Time for Parliament to leave the Palace of Westminster behind?

Neil Schofield-Hughes
4 min readDec 27, 2021
Palace of Westminster

A report in today’s Times suggests that repairing the Palace of Westminster could cost up to £14 billion and require Members of Parliament to move out for twenty years. Inevitably, the question arises as to whether this is a good use of an enormous amount of public money. But there are bigger, more fundamental questions than that. At a time when British politics appears to be in a state of existential crisis, is the building itself, the Palace of Westminster, part of the problem? Is it time for Parliament to move out, for the sake of our politics?

Consider the Senedd Cymru — the Welsh Parliament building. A modern working environment in an iconic, environmentally-sensitive building; one that cost £70 million — a tiny fraction of the cost of refurbishing Parliament.

But, more than that, with its circular chamber, its open spaces — including the space outside that offers a natural space for demonstrations and rallies, recognising that such events are and always will be a part of our Welsh politics — it is a building that shapes the politics that take place within it. In the early days of the Senedd, by all accounts former Westminster Parliamentarians tried to replicate the noisy, oppositional Chamber manners of the House of Commons and failed utterly: in our Siambr, it was just false. Our Siambr calls out for a more mature, adult, constructive politics than Westminster. It both reflects and shapes our aspirations to be a modern, grown-up, serious democracy. It is a Siambr in which, for all the vigour of debate, working across party for the good of Wales has become the norm.

On the other hand, Pugin and Barry’s behemoth is a building and a project that privileges the past. Its Gothic revivalism speaks of the mythology of Englishness: the Whig conception of history — the fiction of English destiny from King Alfred on, finally achieved in 1688 and given expression in Acts of Union — set in stone (as it happens, cheap stone, which is one of the reasons why it is falling down). Its undersized chambers and its faking of the accoutrements of an age of chivalry speak of a leisured, part-time politics; its red and green benches of a hierarchy in which the Upper House is untouched by democratic mandate. And, built in the middle decades of the Nineteenth Century, it epitomises an Imperial ideal that we now see through very different, more critical and more intellectually honest eyes.

More recently, it has come to symbolise something altogether more urgent: political failure. Its every stone and furnishing exudes an English exceptionalism that, as Brexit is demonstrating as it falls apart in front of our eyes, has no relevance to the modern world or to modern British society. The crumbling of Barry and Pugin’s edifice is quite a powerful metaphor for a British politics that has descended into corruption and sleaze, and where it has become increasingly clear that our colourful constitutional arrangements offer no defence against a Government with a Parliamentary majority that is determined to subvert democratic practice and principles. It’s not just that the mythology that the Parliament buildings seek to perpetuate is fake, based on a misreading of history; it is that its picturesque rituals have long been used to disguise the realities of power and of the denial of democratic constitutional agency.

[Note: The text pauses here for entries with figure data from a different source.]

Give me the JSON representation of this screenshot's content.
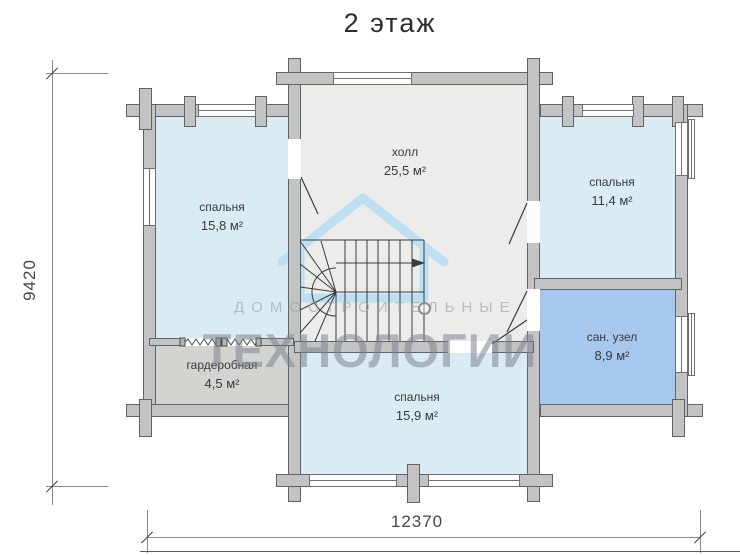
{
  "title": "2 этаж",
  "rooms": [
    {
      "id": "bedroom-left",
      "name": "спальня",
      "area": "15,8 м²"
    },
    {
      "id": "hall",
      "name": "холл",
      "area": "25,5 м²"
    },
    {
      "id": "bedroom-right",
      "name": "спальня",
      "area": "11,4 м²"
    },
    {
      "id": "bathroom",
      "name": "сан. узел",
      "area": "8,9 м²"
    },
    {
      "id": "wardrobe",
      "name": "гардеробная",
      "area": "4,5 м²"
    },
    {
      "id": "bedroom-bottom",
      "name": "спальня",
      "area": "15,9 м²"
    }
  ],
  "dimensions": {
    "vertical": "9420",
    "horizontal": "12370"
  },
  "watermark": {
    "line1": "ДОМОСТРОИТЕЛЬНЫЕ",
    "line2": "ТЕХНОЛОГИИ"
  },
  "colors": {
    "wall": "#c3c3c3",
    "room_light_blue": "#d9ecf4",
    "bathroom_blue": "#a6c8ee",
    "hall_gray": "#ececea",
    "wardrobe_gray": "#d3d3cf",
    "watermark_blue": "#bcdff2"
  }
}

William Morris, in News from Nowhere, turned the Palace of Westminster into a manure store. Faced with the dishonesty and corruption of the Boris Johnson era, it’s difficult to deny that he had a point. But the answer, surely, is to turn it into a museum; one that, curated honestly and with historical context, tells a story of a political system and a political Union that, for all its delusions of imperial glory, ultimately failed when it proved itself unable to move beyond the post-Imperial fantasy of the buildings that housed it.

And perhaps we should use the commissioning of a new Parliament building to start confronting the questions that Westminster politics so studiously avoids — what sort of society and polity do we really want to be? Is the nineteenth-century post-Imperial concept of a United Kingdom sustainable any more? Are we really willing to accept an appointed Upper House, attended by the flummery of medieval nobility, and what does it tell us that this same House is often the last line of defence against populist legislation undermining rights introduced in the Lower House? Why do we need cramped and overcrowded Parliamentary chambers in which two parties confront one another, like a public school debating society, across a space designed to replicate the length of two swords’ blades — and in which debate is turned into a Pythonesque braying contest?

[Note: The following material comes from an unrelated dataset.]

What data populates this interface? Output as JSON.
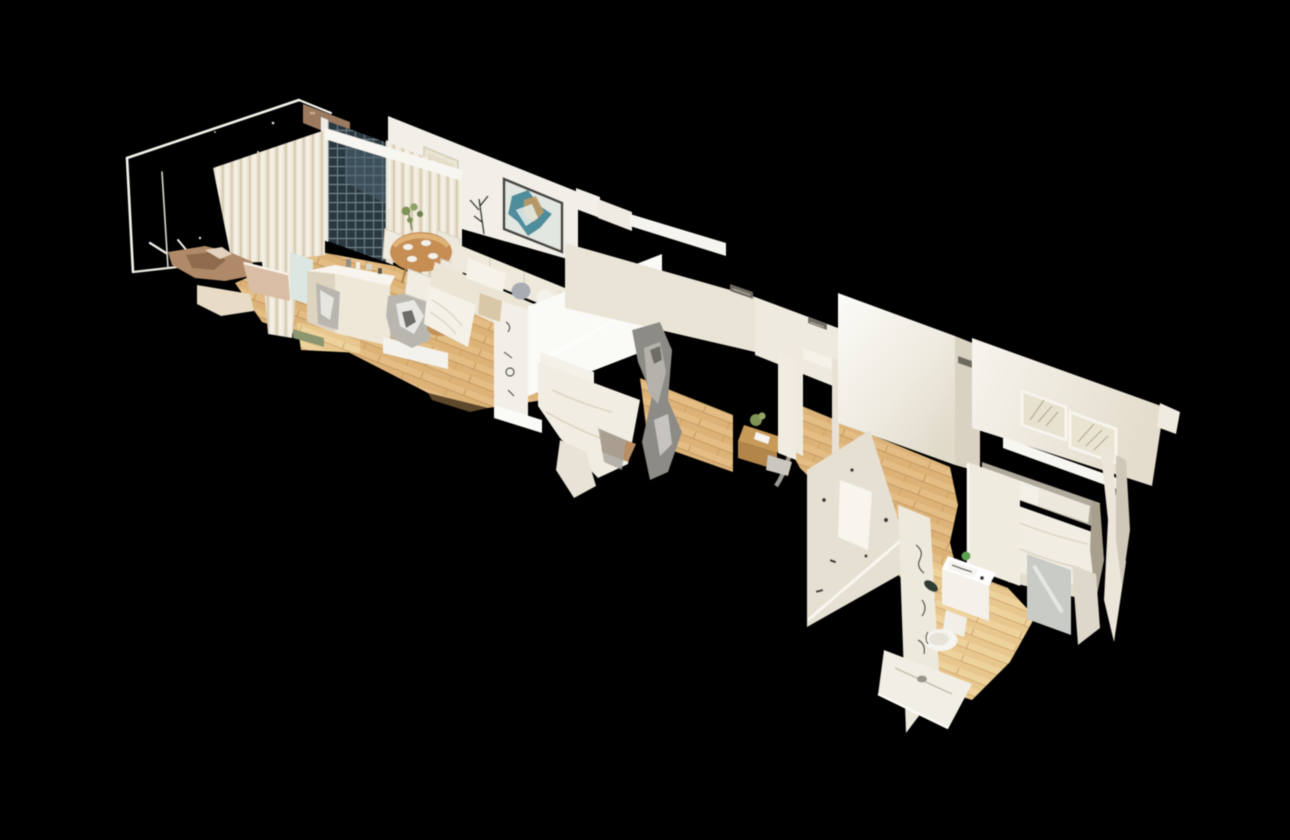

Relocating Parliament into a new home might just force the United Kingdom — England above all — to ask the questions that the crumbling splendour of Westminster has bamboozled us into avoiding.

We who live outside England — in nations where new Parliaments and new institutions have been part and parcel of the growth of more distinctive, more diverse, more democratic political cultures that are outgrowing the ethos of the Palace of Westminster and the Union it represents — know that Westminster politics is no longer fit for purpose. Perhaps the abandonment of that Palace of Westminster could be the catalyst that leads to real questions about how far the United Kingdom has been shaped by a delusional pseudo-history, and post-Imperial exceptionalism: questions about what this United Kingdom really is, and in what form, if at all, it survives.